We finished up with a night in Dubrovnik. If you love the water, there’s no need to spend much time in the cities in Croatia. I recommend Croatia highly for anyone who loves the sea.
SwimTrek Rookies
SwimTrek is a fascinating tour company, offering swimming adventures all around the world. Kim’s colleague at work loved his SwimTrek adventure, and the company offered a SwimTrek in Milos, an island about three hours from Athens by ferry. So, we signed up.
It would be a day of orientation, five days of swimming 5k in the ocean, and then we would leave. Most coaching programs will tell you to only increase your total mileage each week by 10–20%. So going from 0 km to 6 km to 25 km meant that I would not have the use of my neck, shoulders, or arms the following week. As they say, “If you wake up and don’t feel any pain. you must be either under 50 or dead.”
The first two days of SwimTrek, I struggled with blood sugar and a swimming cossie that was simply too tight. The combination was not great for my digestive system or my attitude. Day three I metamorphosed from a morose lump into a happy swimmer.
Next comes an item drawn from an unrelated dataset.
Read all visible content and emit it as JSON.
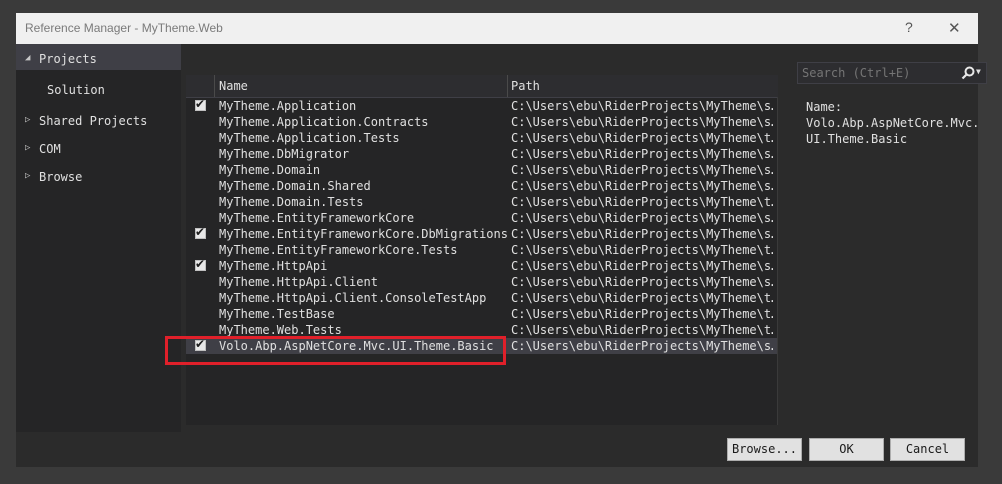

The water was great. I could focus on pushing myself in the morning, pushing myself, and then enjoy the exploration of the 2k afternoon swim. A mid-week massage released my neck and thinner pillows made swimming pain free for the last two days. I must be dead?
The social aspect of spending a week with the same 12 people was more challenging than the swimming, despite almost all of the people being incredibly friendly. Kim even noticed how different I was with this new set of people — that it was active work for me to interact with them at times.
Our guides were fantastic. I always seemed to be swimming off-course, and I’d hear the whistle and know that I was heading towards India instead of the shore.
Our final day, I felt a twinge of sadness that the trip was over. I felt healthier than I had in a long time. My body had rebounded from travel potato to emerge as travel broccolini! The volume of my mental whinging had gone from an 8 to a 7.6!
Athens
We went to Athens. Then we left. (Actually we had a nice run around the city our last morning. Otherwise… #avoidathens)
Tourism, They Can’t Live With or Without You
Croatia and Greece exposed us to two more case studies of the Catch-22 of tourism — the benefit to the economy that tourism can produce, the dependency it can create, and the elimination of industries that actually produce anything. Croatia’s economy has blossomed because of tourism, but it makes it all the more fragile in the future. Athens is overrun by tourists and people selling tours.
To what end, then, oh travel? Why depart from one’s abode if thy footprint striketh in ways we shants not dareth to trodeth shouldst we knoweth the shitshoweth of one’s impact?
“After you have exhausted what there is in business, politics, conviviality, and so on — have found that none of these finally satisfy, or permanently wear — what remains? Nature remains; to bring out from their torpid recesses, the affinities of a man or woman with the open air, the trees, fields, the changes of seasons — the sun by day and the stars of heaven by night.” — Walt Whitman, Specimen Days.